Più precisamente si chiama “executive coach”, ed è una figura pagata (probabilmente non poco, come tutti i ruoli effimeri); “tutte le grandi aziende – riferisce Il Giornale – ormai ne hanno uno”. L’obiettivo è “ridistribuire le energie”, e pare funzionare.
La ricetta? Parlare di benessere anziché di stress; ribaltare, insomma, la prospettiva dell’azienda come posto dove è un peso andare, e farla diventare “responsabile dello star bene” del dipendente.
Personale e professionale si sovrappongono sempre di più, e il lavoro diventa un progetto di vita; l’azienda, per questo, deve imparare a conoscere e riconoscere il talento.

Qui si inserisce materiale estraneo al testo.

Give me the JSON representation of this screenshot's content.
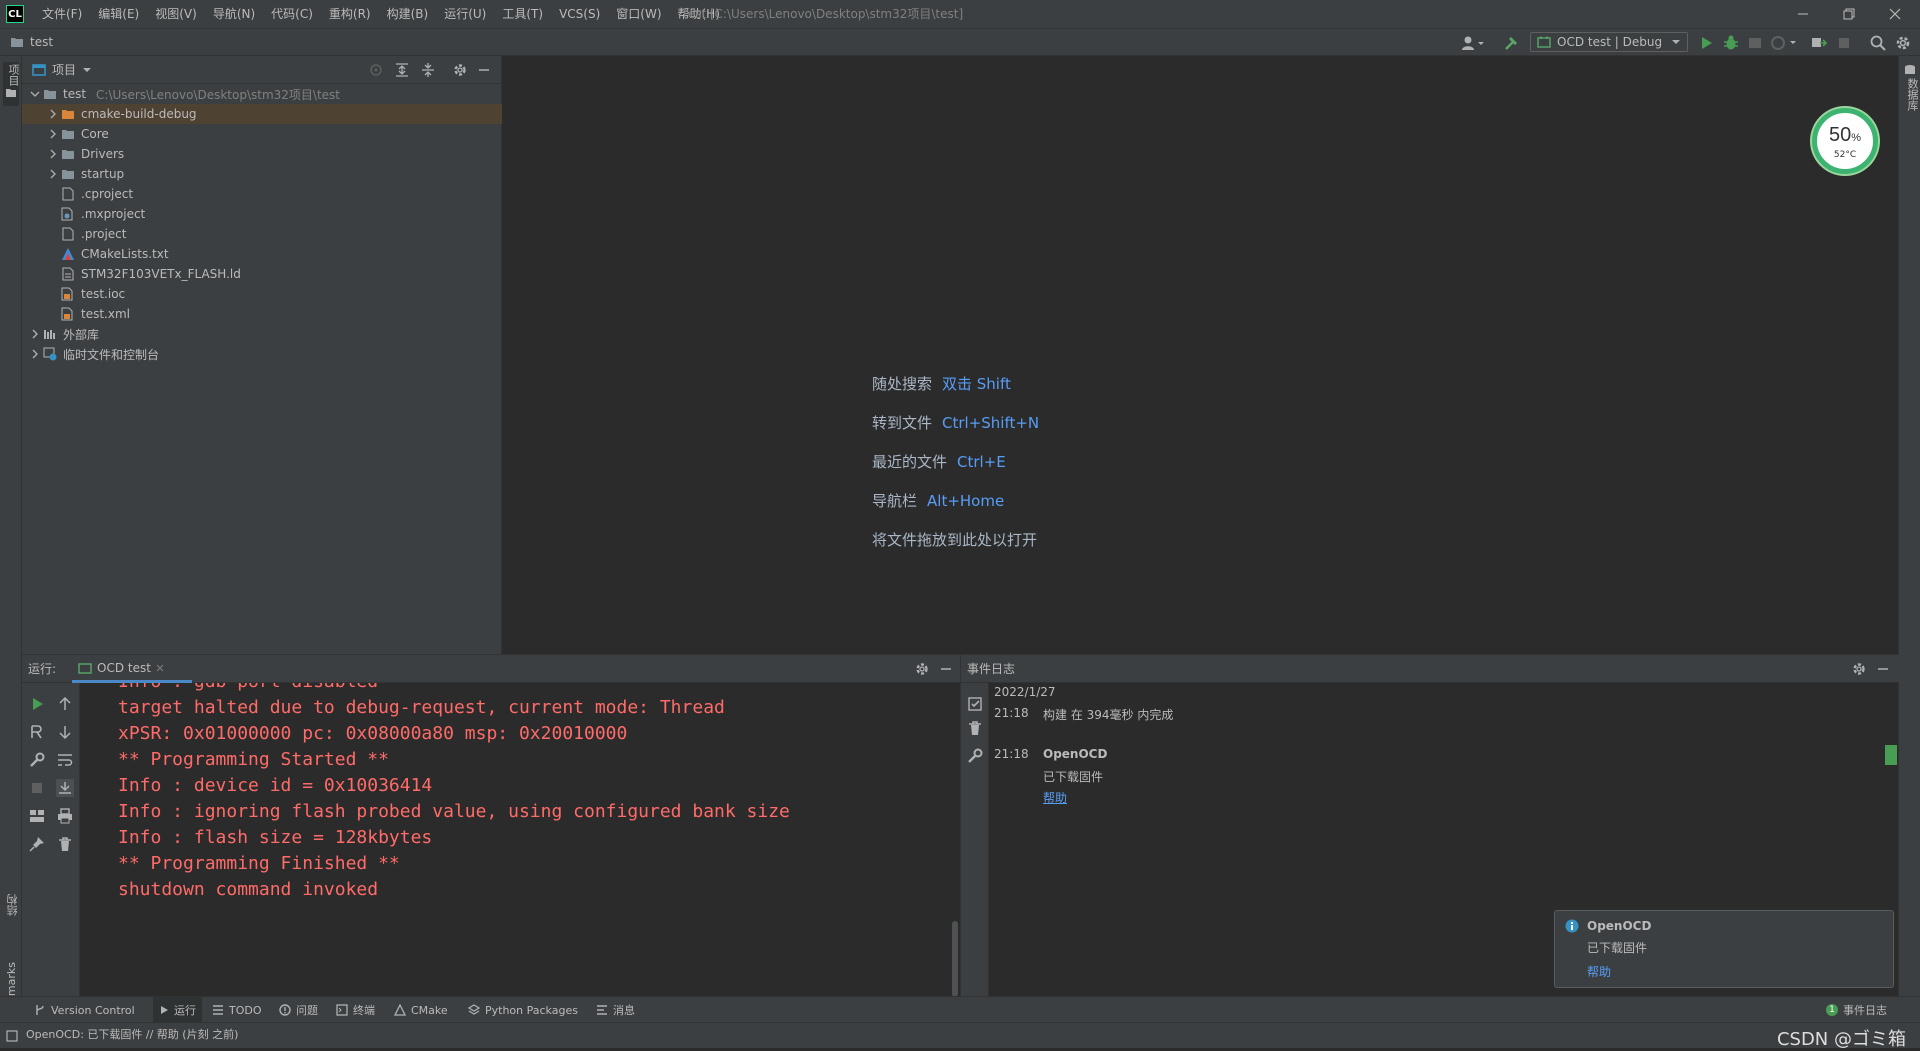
{
  "app": {
    "logo": "CL",
    "window_title": "test [C:\\Users\\Lenovo\\Desktop\\stm32项目\\test]"
  },
  "menu": [
    "文件(F)",
    "编辑(E)",
    "视图(V)",
    "导航(N)",
    "代码(C)",
    "重构(R)",
    "构建(B)",
    "运行(U)",
    "工具(T)",
    "VCS(S)",
    "窗口(W)",
    "帮助(H)"
  ],
  "navbar": {
    "breadcrumb": "test",
    "run_config": "OCD test | Debug"
  },
  "left_stripe": {
    "project": "项目",
    "structure": "结构",
    "bookmarks": "Bookmarks"
  },
  "right_stripe": {
    "database": "数据库"
  },
  "project": {
    "title": "项目",
    "root": {
      "name": "test",
      "path": "C:\\Users\\Lenovo\\Desktop\\stm32项目\\test"
    },
    "items": [
      {
        "name": "cmake-build-debug",
        "type": "folder-orange",
        "expandable": true,
        "selected": true
      },
      {
        "name": "Core",
        "type": "folder",
        "expandable": true
      },
      {
        "name": "Drivers",
        "type": "folder",
        "expandable": true
      },
      {
        "name": "startup",
        "type": "folder",
        "expandable": true
      },
      {
        "name": ".cproject",
        "type": "file",
        "expandable": false
      },
      {
        "name": ".mxproject",
        "type": "file-cog",
        "expandable": false
      },
      {
        "name": ".project",
        "type": "file",
        "expandable": false
      },
      {
        "name": "CMakeLists.txt",
        "type": "cmake",
        "expandable": false
      },
      {
        "name": "STM32F103VETx_FLASH.ld",
        "type": "file",
        "expandable": false
      },
      {
        "name": "test.ioc",
        "type": "file-cube",
        "expandable": false
      },
      {
        "name": "test.xml",
        "type": "file-xml",
        "expandable": false
      }
    ],
    "external_libs": "外部库",
    "scratches": "临时文件和控制台"
  },
  "editor": {
    "hints": [
      {
        "label": "随处搜索",
        "key": "双击 Shift"
      },
      {
        "label": "转到文件",
        "key": "Ctrl+Shift+N"
      },
      {
        "label": "最近的文件",
        "key": "Ctrl+E"
      },
      {
        "label": "导航栏",
        "key": "Alt+Home"
      },
      {
        "label": "将文件拖放到此处以打开",
        "key": ""
      }
    ]
  },
  "cpu_widget": {
    "percent": "50",
    "percent_sign": "%",
    "temperature": "52°C"
  },
  "run_panel": {
    "label": "运行:",
    "tab": "OCD test",
    "console_lines": [
      "Info : gdb port disabled",
      "target halted due to debug-request, current mode: Thread",
      "xPSR: 0x01000000 pc: 0x08000a80 msp: 0x20010000",
      "** Programming Started **",
      "Info : device id = 0x10036414",
      "Info : ignoring flash probed value, using configured bank size",
      "Info : flash size = 128kbytes",
      "** Programming Finished **",
      "shutdown command invoked"
    ]
  },
  "event_log": {
    "title": "事件日志",
    "date": "2022/1/27",
    "entries": [
      {
        "time": "21:18",
        "message": "构建 在 394毫秒 内完成"
      },
      {
        "time": "21:18",
        "title": "OpenOCD",
        "message": "已下载固件",
        "link": "帮助"
      }
    ]
  },
  "notification": {
    "title": "OpenOCD",
    "message": "已下载固件",
    "link": "帮助"
  },
  "bottom_tabs": [
    "Version Control",
    "运行",
    "TODO",
    "问题",
    "终端",
    "CMake",
    "Python Packages",
    "消息"
  ],
  "bottom_right": {
    "event_log_count": "1",
    "event_log_label": "事件日志"
  },
  "status_bar": {
    "message": "OpenOCD: 已下载固件 // 帮助 (片刻 之前)",
    "watermark": "CSDN @ゴミ箱"
  },
  "colors": {
    "background": "#2b2b2b",
    "panel": "#3c3f41",
    "console_error": "#ff6b68",
    "link": "#589df6",
    "selection": "#4e4232"
  }
}
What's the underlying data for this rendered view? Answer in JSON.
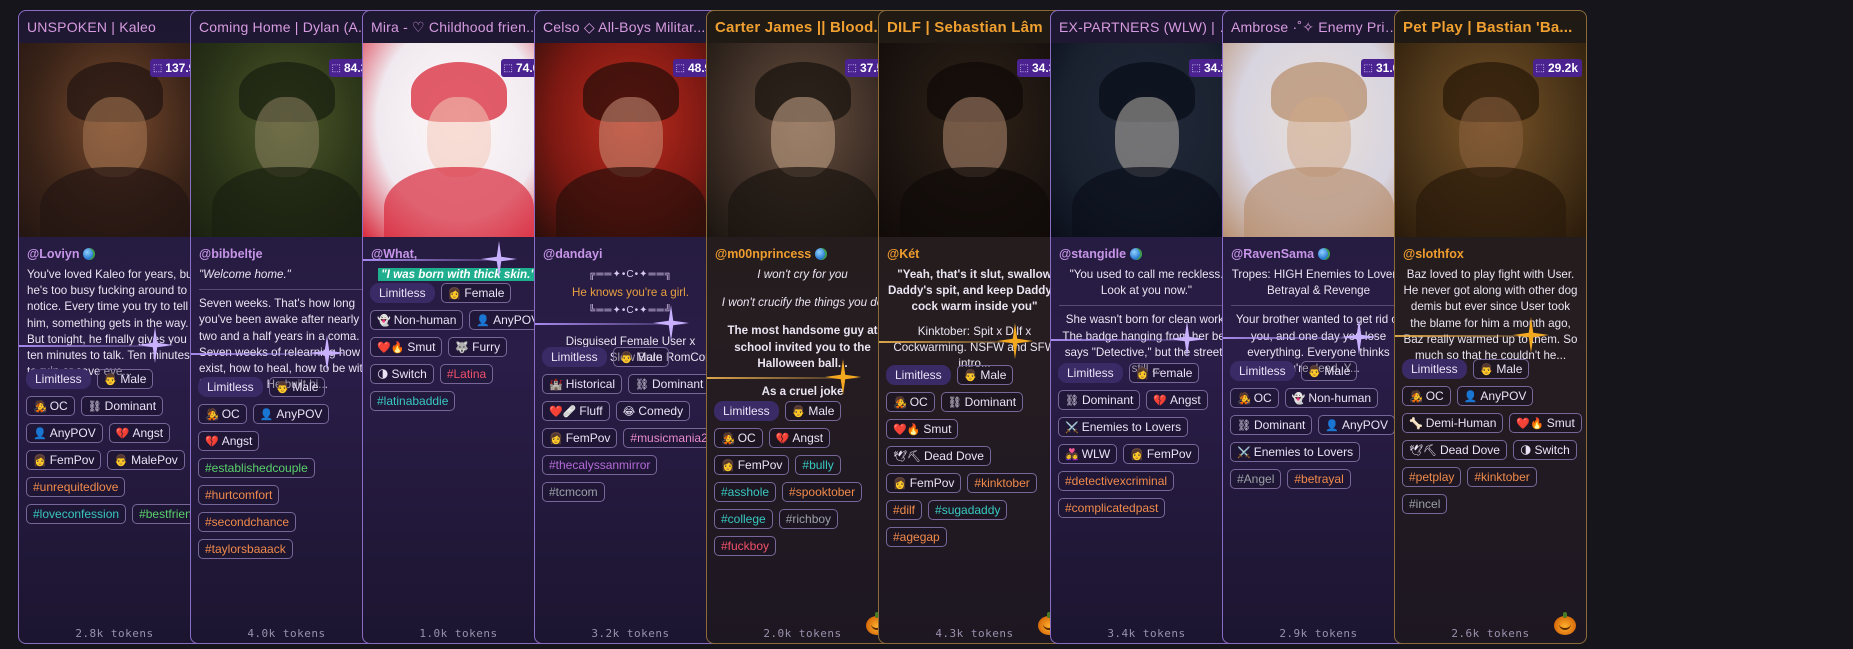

Il coach serve proprio a questo: ascolta molto, chiacchiera con i vari soggetti dell’organizzazione – i dipendenti, insomma -, chiede loro i valori che considerano importanti, dà spazio al percorso di vita di ciascuno, ovviamente nell’ottica di un obiettivo comune, che è quello aziendale. E i risultati, stando a chi sta sperimentando questo sistema, ci sono.
È sempre irriverente tornare a parlare di chiesa, dopo aver parlato di azienda: c’è sempre il sospetto che si voglia dare all’ambito religioso un taglio imprenditoriale, e si sa che le due cose di norma non vanno troppo d’accordo. Eppure in questo caso qualche riferimento nasce spontaneamente: in fondo nell’articolo si considera l’azienda quasi come una ragione di vita, e quindi come una fede.
Proviamo allora a sostituire la parola “chiesa” ad “azienda”, e sentiremo parlare di chiesa come fonte di benessere e non di stress, la chiesa come posto dove si va volentieri e non di malavoglia, la chiesa come “responsabile dello star bene” dei credenti… la chiesa che conosce e riconosce il talento a beneficio della missione aziendale (pardon, di chiesa: portare il messaggio di speranza del Vangelo); la chiesa che dà ascolto ai suoi componenti, sottolinea i valori, dà spazio alle esperienze di vita, nell’ottica dell’obiettivo comune. Non sembra proprio la chiesa che quasi tutti sognano?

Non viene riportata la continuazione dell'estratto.